If the cause isn’t natural – say, slips of stone and rock, brought on by gravity, or water drifting away from the high ground, making for an easier path – then what human imprint determined this line? If we follow Macfarlane’s epigraphic stratigraphy and also our imagination, then perhaps we can conjecture something prehistoric. Tumuli and long barrows abound around Avening and Minchinhampton Common – could this be a Neolithic track to that sacred area? The holloway climbs straight up the side of Rodborough Common and then over towards Minch.

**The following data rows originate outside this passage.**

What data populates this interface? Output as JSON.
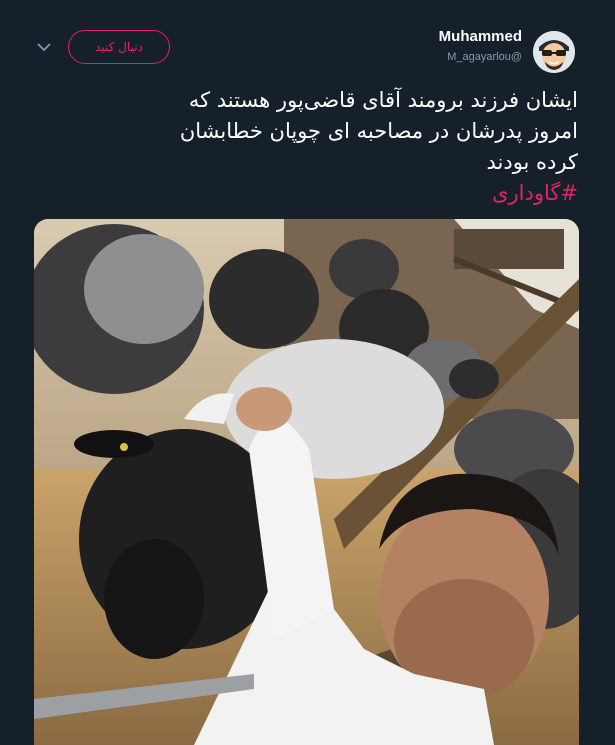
{
  "header": {
    "follow_label": "دنبال کنید",
    "display_name": "Muhammed",
    "handle": "M_agayarlou@"
  },
  "tweet": {
    "lines": [
      "ایشان فرزند برومند آقای قاضی‌پور هستند که",
      "امروز پدرشان در مصاحبه ای چوپان خطابشان",
      "کرده بودند"
    ],
    "hashtag": "#گاوداری"
  },
  "icons": {
    "chevron": "chevron-down-icon",
    "avatar": "cartoon-avatar"
  },
  "colors": {
    "background": "#15202b",
    "accent": "#e0245e",
    "secondary_text": "#8899a6"
  }
}
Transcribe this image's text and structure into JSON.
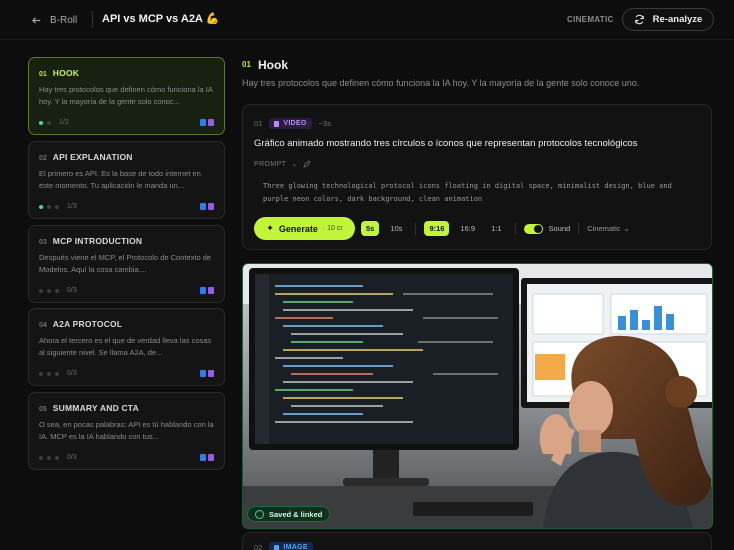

As I walked, I thought of the alleyway on the Cainscross Road, opposite the restored lake area by the Cainscross roundabout. It’s resolutely 19th/20th century as it curves between stone and brick … and yet. Could this deep-down alley have served not just handloom weavers but could it also have served medieval packhorses? Could it pre-date even that? We are near an ancient crossing point of the Frome there; we are also on a line that could lead up to the tumuli up at Randwick. How nice to imagine that this holloway and that alleyway once connected Neolithic sites at Randwick and the Minchinhampton Common area. And even if that isn’t so, such pyschogeographical musings travelling way beyond conventional evidence are good for the mind and spirit.

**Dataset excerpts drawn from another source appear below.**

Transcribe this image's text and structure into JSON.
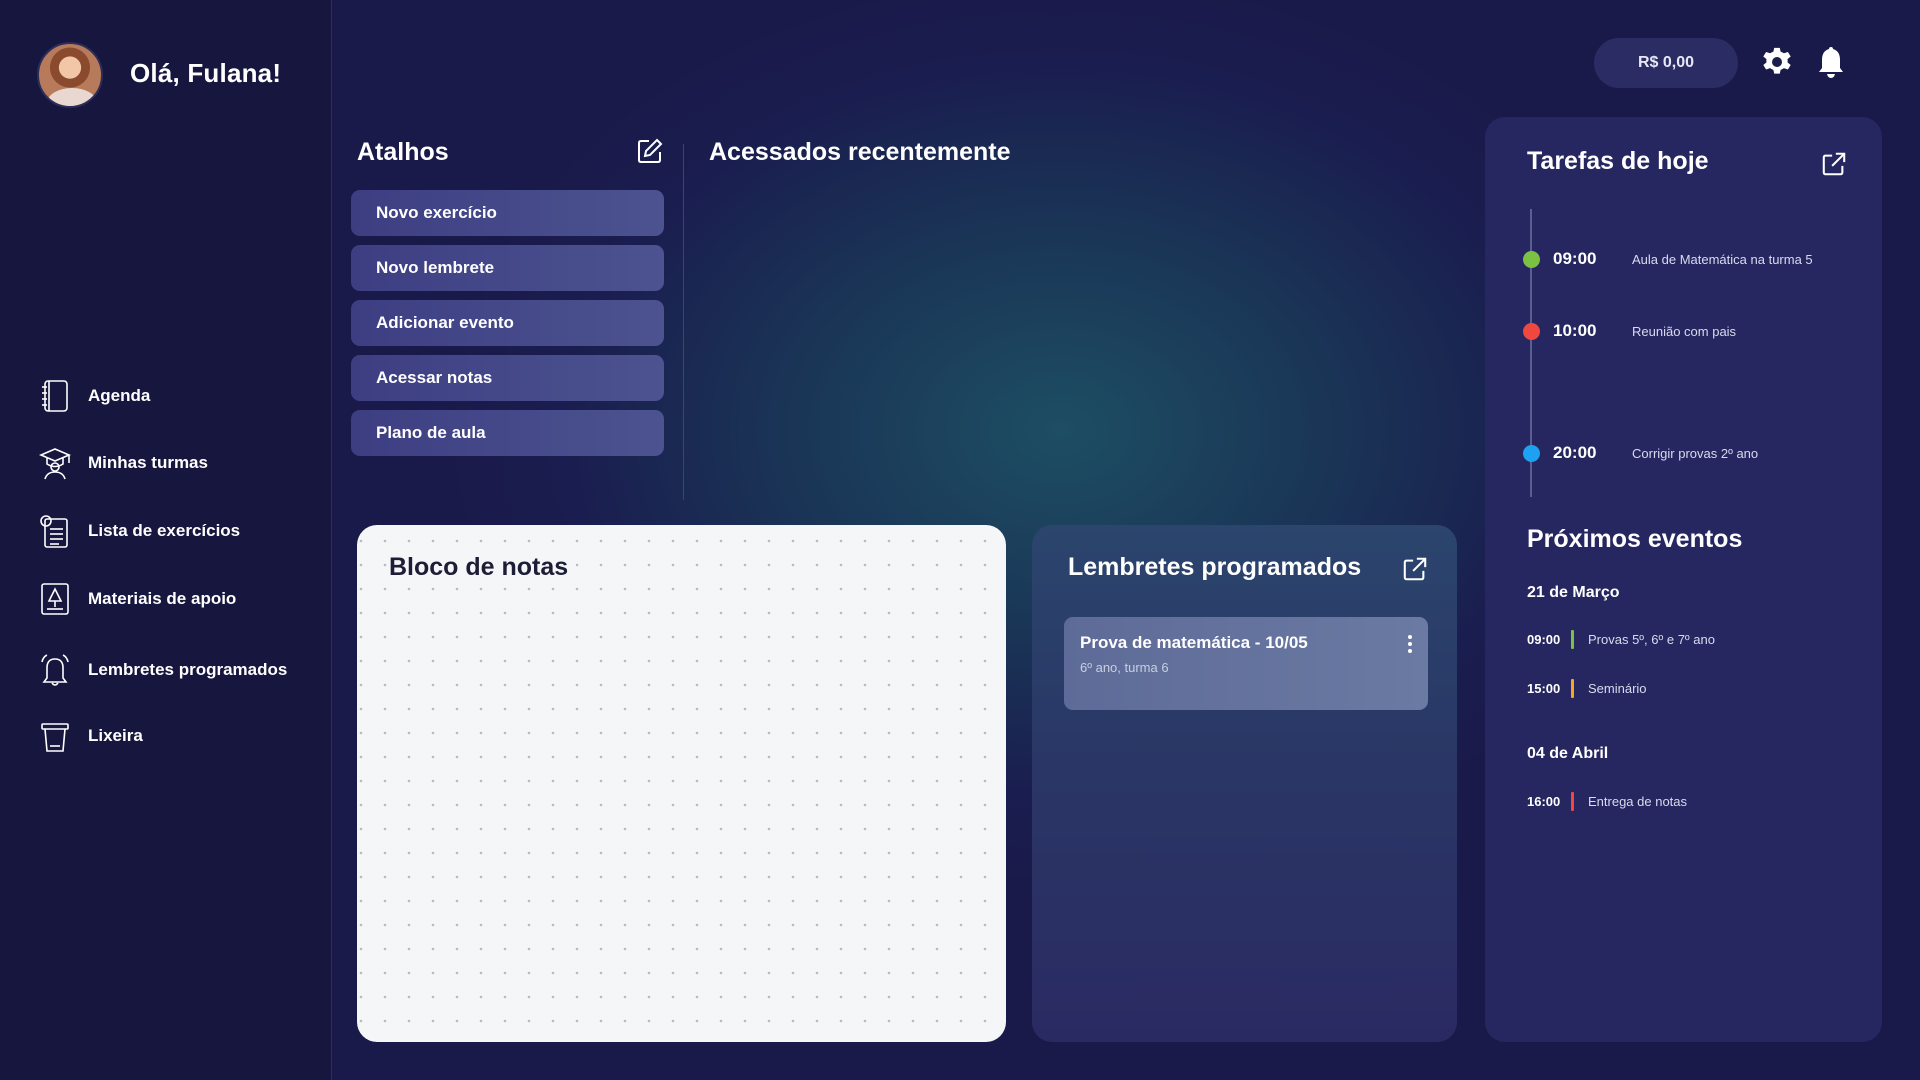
{
  "user": {
    "greeting": "Olá, Fulana!"
  },
  "sidebar": {
    "items": [
      {
        "label": "Agenda",
        "icon": "agenda-icon"
      },
      {
        "label": "Minhas turmas",
        "icon": "graduation-icon"
      },
      {
        "label": "Lista de exercícios",
        "icon": "exercise-list-icon"
      },
      {
        "label": "Materiais de apoio",
        "icon": "support-material-icon"
      },
      {
        "label": "Lembretes programados",
        "icon": "bell-icon"
      },
      {
        "label": "Lixeira",
        "icon": "trash-icon"
      }
    ]
  },
  "header": {
    "balance": "R$ 0,00"
  },
  "shortcuts": {
    "title": "Atalhos",
    "items": [
      "Novo exercício",
      "Novo lembrete",
      "Adicionar evento",
      "Acessar notas",
      "Plano de aula"
    ]
  },
  "recent": {
    "title": "Acessados recentemente"
  },
  "notepad": {
    "title": "Bloco de notas"
  },
  "reminders": {
    "title": "Lembretes programados",
    "items": [
      {
        "title": "Prova de matemática - 10/05",
        "subtitle": "6º ano, turma 6"
      }
    ]
  },
  "tasks": {
    "title": "Tarefas de hoje",
    "items": [
      {
        "time": "09:00",
        "desc": "Aula de Matemática na turma 5",
        "color": "#7cc142"
      },
      {
        "time": "10:00",
        "desc": "Reunião com pais",
        "color": "#f0483e"
      },
      {
        "time": "20:00",
        "desc": "Corrigir provas 2º ano",
        "color": "#1da1f2"
      }
    ]
  },
  "events": {
    "title": "Próximos eventos",
    "groups": [
      {
        "date": "21 de Março",
        "items": [
          {
            "time": "09:00",
            "desc": "Provas 5º, 6º e 7º ano",
            "color": "#7cc142"
          },
          {
            "time": "15:00",
            "desc": "Seminário",
            "color": "#f5a623"
          }
        ]
      },
      {
        "date": "04 de Abril",
        "items": [
          {
            "time": "16:00",
            "desc": "Entrega de notas",
            "color": "#f0483e"
          }
        ]
      }
    ]
  },
  "colors": {
    "background": "#1a1a4a",
    "sidebar": "#16163f",
    "shortcut_button": "#444887",
    "panel": "#262760",
    "notepad": "#f4f6f7"
  }
}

Minch is good for the spirit too: skylarks, rare butterflies, iron age earthworks, burial mounds, pre-Roman and Roman field systems, medieval rabbit warrens, dinosaur remains, charcoal pits (Black Ditch? Burnt Ash?)), coppicing of woodlands, anenomes, cowslips, George Whitfield, turnpike roads, a disused mine – and covering all of this like a baize tablecloth, a golf course.
It’s easy to ignore Minchinhampton Common, seemingly encircled by so many busy roads. But it’s an ancient landscape. It’s well worth a visit, even in the rain. Bike or walk – but take a map for the naming of parts.
PS One of the speakers at the presentation about Minch pointed out that the common can only be re-imagined by placing it in the context of the surrounding landscape. It is only by observing it from the outside, as it were, that one can understand the inside: the jigsaw is bigger than the common.
So, I took a bike ride the next day along the old railway line to Nailsworth and on to Avening. The track opposite the school in Avening takes you on the outskirts of Gatcombe Park and on to Hampton Fields and Minch. The map indicates a variety of Neolithic remains and getting up on top gives you that ancient feeling of self merging with landscape and time.